The trial court denied the motion, based on Section 425.16(d), which provides that the anti-SLAPP statute does not apply to any enforcement action brought in the name of the people by the attorney general, district attorney or city attorney, acting as a public prosecutor.

            The defendant appealed, arguing that the exemption of such public-prosecutor enforcement actions from the anti-SLAPP law violated the defendant's right to equal protection of the law. The 1st District, Division Five, affirmed, holding that the exemption was constitutional. The court ruled that the exemption was rationally related to a legitimate state interest in allowing public prosecutors to protect the health and safety of the citizenry through enforcement actions, "unemcumbered by delay, intimidation, or distraction."

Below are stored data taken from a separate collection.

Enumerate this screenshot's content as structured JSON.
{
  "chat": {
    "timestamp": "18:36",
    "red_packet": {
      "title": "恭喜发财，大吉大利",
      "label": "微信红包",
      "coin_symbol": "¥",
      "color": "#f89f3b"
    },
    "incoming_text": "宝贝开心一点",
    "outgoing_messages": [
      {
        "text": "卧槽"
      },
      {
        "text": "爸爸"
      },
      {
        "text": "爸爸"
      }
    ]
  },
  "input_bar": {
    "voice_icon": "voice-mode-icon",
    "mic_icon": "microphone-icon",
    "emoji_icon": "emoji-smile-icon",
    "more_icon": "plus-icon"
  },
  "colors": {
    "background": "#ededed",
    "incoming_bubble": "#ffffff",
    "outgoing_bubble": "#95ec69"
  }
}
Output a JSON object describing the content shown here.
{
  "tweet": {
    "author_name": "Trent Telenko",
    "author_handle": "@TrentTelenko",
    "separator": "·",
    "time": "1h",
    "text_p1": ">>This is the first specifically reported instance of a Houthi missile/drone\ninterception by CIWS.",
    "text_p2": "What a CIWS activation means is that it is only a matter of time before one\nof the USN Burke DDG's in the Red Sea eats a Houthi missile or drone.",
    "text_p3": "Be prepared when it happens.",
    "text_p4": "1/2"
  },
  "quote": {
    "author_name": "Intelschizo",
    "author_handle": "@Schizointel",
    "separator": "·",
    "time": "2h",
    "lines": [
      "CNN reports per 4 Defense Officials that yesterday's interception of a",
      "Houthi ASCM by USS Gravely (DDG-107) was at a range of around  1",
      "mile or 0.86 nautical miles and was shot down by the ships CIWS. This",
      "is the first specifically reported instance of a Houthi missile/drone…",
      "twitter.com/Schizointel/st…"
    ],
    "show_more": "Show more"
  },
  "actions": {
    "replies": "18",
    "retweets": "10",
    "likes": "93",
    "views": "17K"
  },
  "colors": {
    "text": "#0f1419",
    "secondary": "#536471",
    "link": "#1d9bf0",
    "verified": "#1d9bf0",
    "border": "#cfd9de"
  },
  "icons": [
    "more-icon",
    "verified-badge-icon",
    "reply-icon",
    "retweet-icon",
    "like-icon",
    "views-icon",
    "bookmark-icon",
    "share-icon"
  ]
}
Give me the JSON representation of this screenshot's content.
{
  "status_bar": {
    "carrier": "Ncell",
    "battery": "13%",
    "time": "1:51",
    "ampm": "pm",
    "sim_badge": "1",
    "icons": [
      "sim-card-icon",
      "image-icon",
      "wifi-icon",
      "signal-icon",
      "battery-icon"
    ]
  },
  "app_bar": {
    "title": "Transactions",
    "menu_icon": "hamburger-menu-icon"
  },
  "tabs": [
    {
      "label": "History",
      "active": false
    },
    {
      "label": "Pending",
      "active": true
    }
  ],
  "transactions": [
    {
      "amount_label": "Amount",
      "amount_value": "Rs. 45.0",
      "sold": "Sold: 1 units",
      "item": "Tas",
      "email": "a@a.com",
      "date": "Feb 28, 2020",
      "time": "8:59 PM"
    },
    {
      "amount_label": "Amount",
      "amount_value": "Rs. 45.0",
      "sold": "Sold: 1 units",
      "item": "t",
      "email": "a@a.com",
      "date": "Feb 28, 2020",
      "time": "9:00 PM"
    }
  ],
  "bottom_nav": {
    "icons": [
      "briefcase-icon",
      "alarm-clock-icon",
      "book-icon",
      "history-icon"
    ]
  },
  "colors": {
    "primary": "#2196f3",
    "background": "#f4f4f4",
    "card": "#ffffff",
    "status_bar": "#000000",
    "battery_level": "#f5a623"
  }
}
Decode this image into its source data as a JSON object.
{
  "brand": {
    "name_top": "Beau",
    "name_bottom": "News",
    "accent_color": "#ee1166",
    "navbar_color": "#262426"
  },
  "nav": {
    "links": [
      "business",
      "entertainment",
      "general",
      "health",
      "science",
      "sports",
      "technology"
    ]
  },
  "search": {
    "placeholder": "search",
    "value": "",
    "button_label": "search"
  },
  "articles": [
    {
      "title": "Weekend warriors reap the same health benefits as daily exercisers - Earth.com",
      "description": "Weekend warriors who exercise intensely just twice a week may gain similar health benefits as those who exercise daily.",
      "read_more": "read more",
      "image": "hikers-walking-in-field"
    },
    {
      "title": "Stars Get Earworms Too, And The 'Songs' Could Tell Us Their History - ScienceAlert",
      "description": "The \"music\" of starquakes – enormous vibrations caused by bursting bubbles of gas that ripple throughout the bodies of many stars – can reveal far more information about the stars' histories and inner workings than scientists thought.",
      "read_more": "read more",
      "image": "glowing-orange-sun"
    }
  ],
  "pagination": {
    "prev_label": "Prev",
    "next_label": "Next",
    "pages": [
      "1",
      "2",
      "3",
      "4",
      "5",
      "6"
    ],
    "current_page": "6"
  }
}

            In the slightly more than eight years that the anti-SLAPP law has been on the books, 41 published opinions have been issued under the statute. The five issued in January reflect the widely varied contexts in which parties have attempted to invoke the statute and the fact that there are still unresolved issues as to its scope and application.


Mark Goldowitz is a sole practitioner in Oakland and the director of the California Anti-SLAPP Project. He specializes in defenses against SLAPPs under Section 425.16.